Expenses rose 11 percent, outpacing the 9.6 percent revenue growth, as compensation costs increased and the company booked a one-time expense tied to the refinancing of debt. Chief Executive Officer Martin Flanagan has used acquisitions to broaden Invesco’s offerings beyond traditional stock and bond mutual funds since taking over in 2005.
Invesco declined 3.6 percent to close at $27.25 in New York, the most since June 1. The shares have risen 4.5 percent this year, compared with a 10 percent gain by Standard & Poor’s 20-company index for asset managers and custody banks.
“The compensation-to-revenue ratio will decline,” Chief Financial Officer Loren Starr said during a conference call with analysts, responding to several questions on the topic.
Costs tied to compensation rose 8.6 percent as employee pay included “additional bonus expense predominately linked to the quarter’s performance fee revenues and increases in operating income,” the company said in the statement.
Invesco drew a net $1 billion in investor deposits in the quarter, contributing to a 0.7 percent increase in assets to $687.7 billion. Sales of equity-focused products in January are running 50 percent higher than in the fourth quarter, Starr said today in an interview.
“January has been an extraordinary month in terms of flows coming back into a whole range of our products,” Starr said.
Client deposits in the fourth quarter included $1.8 billion to actively managed products. Clients withdrew $900 million from index-based products, driven by redemptions from the PowerShares QQQ Trust, the firm’s largest exchange-traded fund, according to Starr.
Invesco’s multi-asset products, which invest across stocks, bonds and commodities, grew 39 percent in 2012, led by deposits to its $12.2 billion Balanced Risk Allocation Fund. (ABRZX) That fund has grown more than threefold since the end of 2011.

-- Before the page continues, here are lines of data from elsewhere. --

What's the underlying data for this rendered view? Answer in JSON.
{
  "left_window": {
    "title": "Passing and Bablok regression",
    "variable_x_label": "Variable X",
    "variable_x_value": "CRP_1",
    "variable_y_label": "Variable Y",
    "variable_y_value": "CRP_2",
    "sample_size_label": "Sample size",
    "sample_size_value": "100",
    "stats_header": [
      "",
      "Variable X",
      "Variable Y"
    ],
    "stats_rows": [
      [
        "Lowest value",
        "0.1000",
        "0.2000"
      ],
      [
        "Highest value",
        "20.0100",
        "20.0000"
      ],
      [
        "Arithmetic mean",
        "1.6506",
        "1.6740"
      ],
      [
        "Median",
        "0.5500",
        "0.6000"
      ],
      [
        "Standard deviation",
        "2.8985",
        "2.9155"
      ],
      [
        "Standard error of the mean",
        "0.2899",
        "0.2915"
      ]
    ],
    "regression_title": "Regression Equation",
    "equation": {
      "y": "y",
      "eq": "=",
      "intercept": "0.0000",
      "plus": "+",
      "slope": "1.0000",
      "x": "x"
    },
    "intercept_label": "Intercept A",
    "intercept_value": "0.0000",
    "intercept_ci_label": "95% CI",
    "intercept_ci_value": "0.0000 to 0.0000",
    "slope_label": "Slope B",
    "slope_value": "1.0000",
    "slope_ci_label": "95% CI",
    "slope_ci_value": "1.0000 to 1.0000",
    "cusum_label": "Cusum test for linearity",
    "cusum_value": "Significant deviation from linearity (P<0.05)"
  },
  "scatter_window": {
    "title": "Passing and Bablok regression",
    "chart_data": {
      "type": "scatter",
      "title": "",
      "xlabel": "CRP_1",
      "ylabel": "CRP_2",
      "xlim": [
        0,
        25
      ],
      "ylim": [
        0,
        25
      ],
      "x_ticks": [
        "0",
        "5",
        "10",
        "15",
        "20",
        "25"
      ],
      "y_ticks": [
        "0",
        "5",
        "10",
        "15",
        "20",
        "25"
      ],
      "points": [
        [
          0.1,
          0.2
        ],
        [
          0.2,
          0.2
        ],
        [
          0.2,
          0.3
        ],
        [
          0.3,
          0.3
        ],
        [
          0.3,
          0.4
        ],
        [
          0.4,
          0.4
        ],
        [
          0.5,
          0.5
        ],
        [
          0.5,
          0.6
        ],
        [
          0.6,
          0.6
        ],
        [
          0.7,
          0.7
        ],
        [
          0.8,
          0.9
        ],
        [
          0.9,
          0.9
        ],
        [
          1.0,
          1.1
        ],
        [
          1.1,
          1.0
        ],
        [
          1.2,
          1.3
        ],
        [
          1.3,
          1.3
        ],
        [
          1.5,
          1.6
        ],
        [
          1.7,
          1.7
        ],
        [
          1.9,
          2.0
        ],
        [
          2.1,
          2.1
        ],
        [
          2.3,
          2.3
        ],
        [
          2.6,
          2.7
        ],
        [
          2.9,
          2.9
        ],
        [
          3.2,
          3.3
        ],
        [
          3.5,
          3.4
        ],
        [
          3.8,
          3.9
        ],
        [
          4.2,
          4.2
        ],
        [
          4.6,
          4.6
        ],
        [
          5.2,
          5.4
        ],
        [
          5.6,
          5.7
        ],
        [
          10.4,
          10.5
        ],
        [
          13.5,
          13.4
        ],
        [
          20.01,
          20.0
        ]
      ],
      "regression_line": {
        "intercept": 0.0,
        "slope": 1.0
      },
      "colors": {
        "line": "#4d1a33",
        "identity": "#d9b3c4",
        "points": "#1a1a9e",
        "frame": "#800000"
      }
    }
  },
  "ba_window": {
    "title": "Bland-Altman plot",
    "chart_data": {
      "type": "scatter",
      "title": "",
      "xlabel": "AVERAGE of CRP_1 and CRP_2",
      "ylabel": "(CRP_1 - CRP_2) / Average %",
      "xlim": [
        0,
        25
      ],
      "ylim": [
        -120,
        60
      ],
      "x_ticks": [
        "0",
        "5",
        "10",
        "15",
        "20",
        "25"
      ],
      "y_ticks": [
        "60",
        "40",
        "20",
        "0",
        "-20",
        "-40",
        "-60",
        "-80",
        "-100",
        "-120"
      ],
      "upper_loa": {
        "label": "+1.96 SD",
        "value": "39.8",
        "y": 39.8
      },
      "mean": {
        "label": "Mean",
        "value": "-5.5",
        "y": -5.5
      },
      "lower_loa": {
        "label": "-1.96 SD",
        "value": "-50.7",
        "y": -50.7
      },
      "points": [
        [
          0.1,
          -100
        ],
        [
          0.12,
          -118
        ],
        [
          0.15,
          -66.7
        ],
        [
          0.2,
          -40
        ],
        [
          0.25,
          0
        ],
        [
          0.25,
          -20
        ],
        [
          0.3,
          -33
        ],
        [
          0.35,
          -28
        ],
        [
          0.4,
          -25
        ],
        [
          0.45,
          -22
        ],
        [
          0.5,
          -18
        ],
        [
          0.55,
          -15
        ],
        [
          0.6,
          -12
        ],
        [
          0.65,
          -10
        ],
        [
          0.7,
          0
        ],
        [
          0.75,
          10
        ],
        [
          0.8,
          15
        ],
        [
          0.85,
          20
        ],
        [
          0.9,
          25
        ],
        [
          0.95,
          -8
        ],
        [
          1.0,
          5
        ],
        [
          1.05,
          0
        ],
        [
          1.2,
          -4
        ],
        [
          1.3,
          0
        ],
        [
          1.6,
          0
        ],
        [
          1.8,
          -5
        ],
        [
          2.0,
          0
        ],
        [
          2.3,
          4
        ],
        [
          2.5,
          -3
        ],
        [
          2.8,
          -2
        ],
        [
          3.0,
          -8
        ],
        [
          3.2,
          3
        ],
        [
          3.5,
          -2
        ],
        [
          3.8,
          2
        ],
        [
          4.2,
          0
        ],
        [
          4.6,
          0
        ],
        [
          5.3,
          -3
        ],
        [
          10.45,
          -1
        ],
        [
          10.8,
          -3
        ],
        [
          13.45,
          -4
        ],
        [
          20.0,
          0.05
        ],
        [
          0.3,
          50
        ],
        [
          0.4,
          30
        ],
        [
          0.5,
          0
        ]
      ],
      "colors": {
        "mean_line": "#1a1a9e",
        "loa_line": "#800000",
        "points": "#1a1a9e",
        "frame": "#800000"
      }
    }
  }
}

Earnings included a $23.5 million cost tied to the redemption of bonds. Invesco issued $600 million in debt in November at 3.13 percent interest with repayment scheduled for 2022. The company used $531 million of the proceeds to redeem debt paying 5.4 percent due this year and next. The remainder would be used for general purposes, the company said at the time.
The company also booked about $20 million in costs related to outsourcing its European transfer agency and restructuring distribution in Europe. Net income in the fourth quarter of 2011 was boosted by $45 million from the settlement of a lawsuit connected to the 2007 departure of investment professionals to a competitor.
After excluding those and other items, profit rose 6.4 percent from a year earlier, the company said.
The company repurchased 3 million shares of its own stock at a cost of $75 million in the fourth quarter. It bought back $265 million in stock in 2012.
BlackRock Inc. (BLK), the world’s biggest money manager, said Jan. 17 that fourth-quarter net income rose 24 percent as clients deposited a net $47 billion, mostly to index-linked products, in the three months ended Dec. 31. T. Rowe Price Group Inc., based in Baltimore, said Jan. 29 that profit rose 23 percent even as clients pulled money for the first time in five quarters.